China’s yuan, meanwhile, has gained attention thanks to Beijing’s Cross-Border Interbank Payment System (CIPS). However, CIPS processes only $90 billion daily, compared to $1.8 trillion through the dollar-based CHIPS system. The yuan’s share of international payments is just 4.5 percent, and it represents only 2 percent of global reserves.

China’s capital controls and limited market openness also make the yuan less attractive. Even countries like Russia and Saudi Arabia have struggled to find what to do with the yuan or rupee payments after trading in local currencies. The issue isn’t selling oil or goods, it’s how to use the proceeds afterward.

What this means for Africa

For Africa, the dollar’s dominance cuts both ways. On one hand, it simplifies trade. On the other, it makes economies vulnerable when the dollar rises.

When the U.S. Federal Reserve hiked interest rates in 2022, African countries felt the shock. Dollar debts became costlier, and import prices soared. Egypt’s wheat prices rose 112 percent between 2020 and 2022, while in Ethiopia they jumped 176 percent. Ghana’s borrowing costs shot from 8 percent in 2016 to over 35 percent by 2022. 

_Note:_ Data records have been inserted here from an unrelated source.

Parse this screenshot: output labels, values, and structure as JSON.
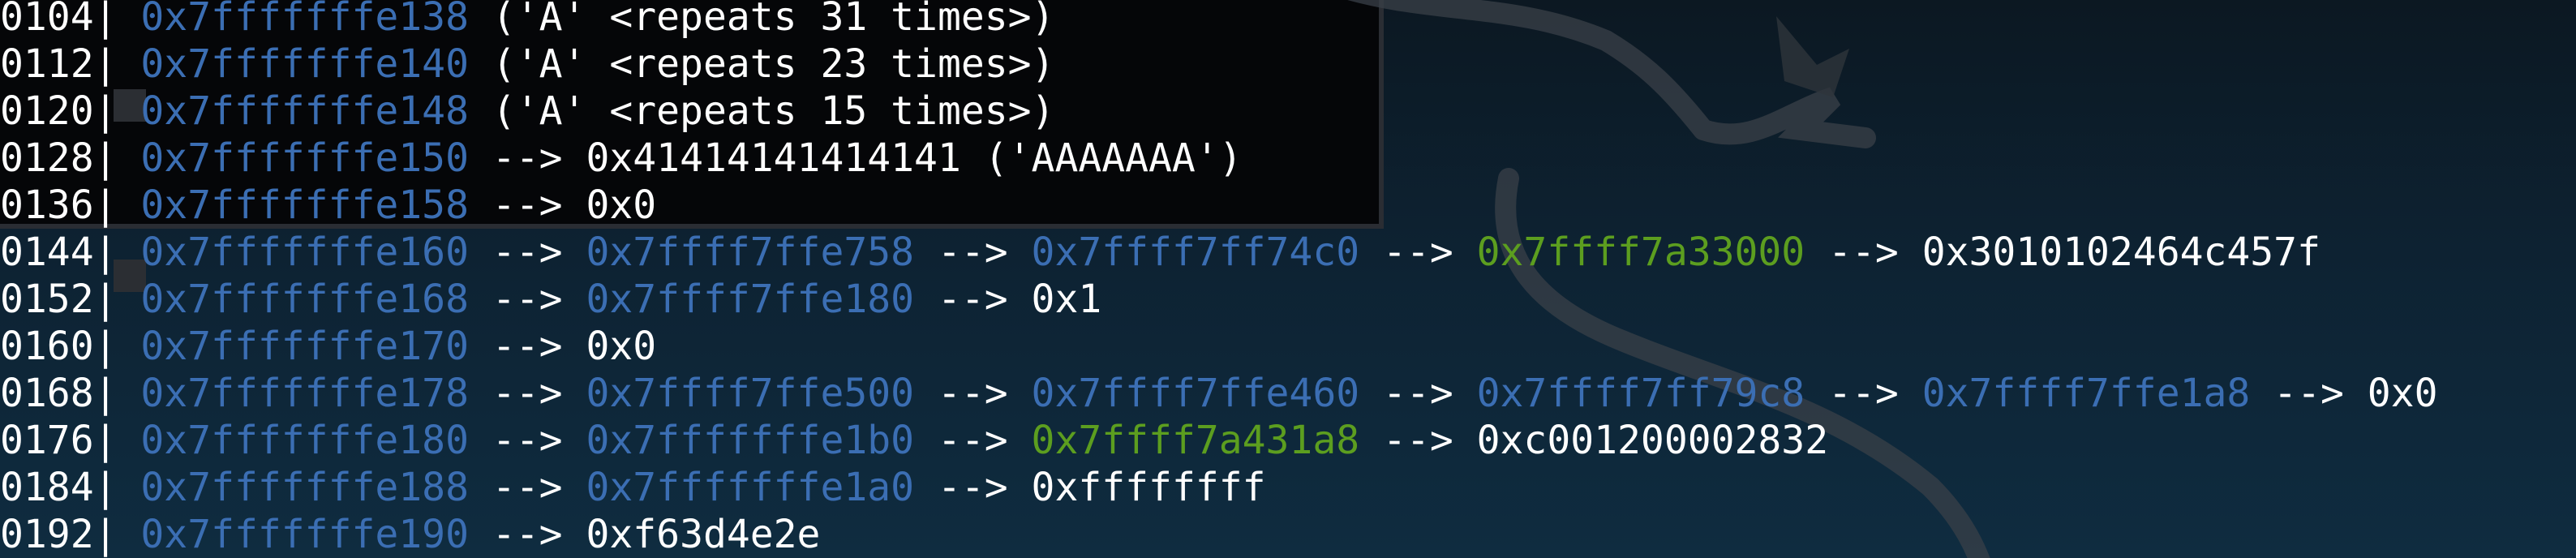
{
  "colors": {
    "stack_address": "#3b6eb3",
    "code_address": "#5c9e1f",
    "value": "#ffffff",
    "background": "#0d2232"
  },
  "lines": [
    {
      "segments": [
        {
          "t": "0104| ",
          "c": "offset"
        },
        {
          "t": "0x7fffffffe138",
          "c": "addr"
        },
        {
          "t": " ('A' <repeats 31 times>)",
          "c": "text"
        }
      ]
    },
    {
      "segments": [
        {
          "t": "0112| ",
          "c": "offset"
        },
        {
          "t": "0x7fffffffe140",
          "c": "addr"
        },
        {
          "t": " ('A' <repeats 23 times>)",
          "c": "text"
        }
      ]
    },
    {
      "segments": [
        {
          "t": "0120| ",
          "c": "offset"
        },
        {
          "t": "0x7fffffffe148",
          "c": "addr"
        },
        {
          "t": " ('A' <repeats 15 times>)",
          "c": "text"
        }
      ]
    },
    {
      "segments": [
        {
          "t": "0128| ",
          "c": "offset"
        },
        {
          "t": "0x7fffffffe150",
          "c": "addr"
        },
        {
          "t": " --> ",
          "c": "arrow"
        },
        {
          "t": "0x41414141414141 ('AAAAAAA')",
          "c": "value"
        }
      ]
    },
    {
      "segments": [
        {
          "t": "0136| ",
          "c": "offset"
        },
        {
          "t": "0x7fffffffe158",
          "c": "addr"
        },
        {
          "t": " --> ",
          "c": "arrow"
        },
        {
          "t": "0x0",
          "c": "value"
        }
      ]
    },
    {
      "segments": [
        {
          "t": "0144| ",
          "c": "offset"
        },
        {
          "t": "0x7fffffffe160",
          "c": "addr"
        },
        {
          "t": " --> ",
          "c": "arrow"
        },
        {
          "t": "0x7ffff7ffe758",
          "c": "addr"
        },
        {
          "t": " --> ",
          "c": "arrow"
        },
        {
          "t": "0x7ffff7ff74c0",
          "c": "addr"
        },
        {
          "t": " --> ",
          "c": "arrow"
        },
        {
          "t": "0x7ffff7a33000",
          "c": "code"
        },
        {
          "t": " --> ",
          "c": "arrow"
        },
        {
          "t": "0x3010102464c457f",
          "c": "value"
        }
      ]
    },
    {
      "segments": [
        {
          "t": "0152| ",
          "c": "offset"
        },
        {
          "t": "0x7fffffffe168",
          "c": "addr"
        },
        {
          "t": " --> ",
          "c": "arrow"
        },
        {
          "t": "0x7ffff7ffe180",
          "c": "addr"
        },
        {
          "t": " --> ",
          "c": "arrow"
        },
        {
          "t": "0x1",
          "c": "value"
        }
      ]
    },
    {
      "segments": [
        {
          "t": "0160| ",
          "c": "offset"
        },
        {
          "t": "0x7fffffffe170",
          "c": "addr"
        },
        {
          "t": " --> ",
          "c": "arrow"
        },
        {
          "t": "0x0",
          "c": "value"
        }
      ]
    },
    {
      "segments": [
        {
          "t": "0168| ",
          "c": "offset"
        },
        {
          "t": "0x7fffffffe178",
          "c": "addr"
        },
        {
          "t": " --> ",
          "c": "arrow"
        },
        {
          "t": "0x7ffff7ffe500",
          "c": "addr"
        },
        {
          "t": " --> ",
          "c": "arrow"
        },
        {
          "t": "0x7ffff7ffe460",
          "c": "addr"
        },
        {
          "t": " --> ",
          "c": "arrow"
        },
        {
          "t": "0x7ffff7ff79c8",
          "c": "addr"
        },
        {
          "t": " --> ",
          "c": "arrow"
        },
        {
          "t": "0x7ffff7ffe1a8",
          "c": "addr"
        },
        {
          "t": " --> ",
          "c": "arrow"
        },
        {
          "t": "0x0",
          "c": "value"
        }
      ]
    },
    {
      "segments": [
        {
          "t": "0176| ",
          "c": "offset"
        },
        {
          "t": "0x7fffffffe180",
          "c": "addr"
        },
        {
          "t": " --> ",
          "c": "arrow"
        },
        {
          "t": "0x7fffffffe1b0",
          "c": "addr"
        },
        {
          "t": " --> ",
          "c": "arrow"
        },
        {
          "t": "0x7ffff7a431a8",
          "c": "code"
        },
        {
          "t": " --> ",
          "c": "arrow"
        },
        {
          "t": "0xc001200002832",
          "c": "value"
        }
      ]
    },
    {
      "segments": [
        {
          "t": "0184| ",
          "c": "offset"
        },
        {
          "t": "0x7fffffffe188",
          "c": "addr"
        },
        {
          "t": " --> ",
          "c": "arrow"
        },
        {
          "t": "0x7fffffffe1a0",
          "c": "addr"
        },
        {
          "t": " --> ",
          "c": "arrow"
        },
        {
          "t": "0xffffffff",
          "c": "value"
        }
      ]
    },
    {
      "segments": [
        {
          "t": "0192| ",
          "c": "offset"
        },
        {
          "t": "0x7fffffffe190",
          "c": "addr"
        },
        {
          "t": " --> ",
          "c": "arrow"
        },
        {
          "t": "0xf63d4e2e",
          "c": "value"
        }
      ]
    }
  ]
}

These pressures drove inflation and weakened local currencies, hitting ordinary households the hardest.

The way forward

Africa can’t ignore the dollar overnight, but it can learn to depend on it less. The lessons from Asia’s post-1997 financial crisis offer a roadmap, known as the “Tokyo Consensus.”

Key steps include:

  • Building large foreign reserves to reduce dependence on external help.
  • Strengthening financial regulations and central bank independence.
  • Encouraging borrowing and investment in local currencies.
  • Managing exchange rates to stabilize trade and limit shocks from dollar volatility.

Countries like Malaysia and India have used these strategies successfully. As Dr. Zeti Akhtar Aziz, former governor of Malaysia’s central bank, noted, building strong domestic markets takes time and political will, but it pays off.

Africa’s Path to Stability

For African nations, the solution lies in strengthening local institutions, empowering central banks, and creating safer, deeper local capital markets. The goal isn’t to abandon the dollar, it’s to make African economies more resilient to its swings.

As former U.S. Federal Reserve Chairman Paul Volcker once said, “The exchange rate is the most important price in an economy.” 

If African countries can manage this “most important price” wisely, they can shield themselves from global shocks, attract sustainable investment, and lay the foundation for long-term growth.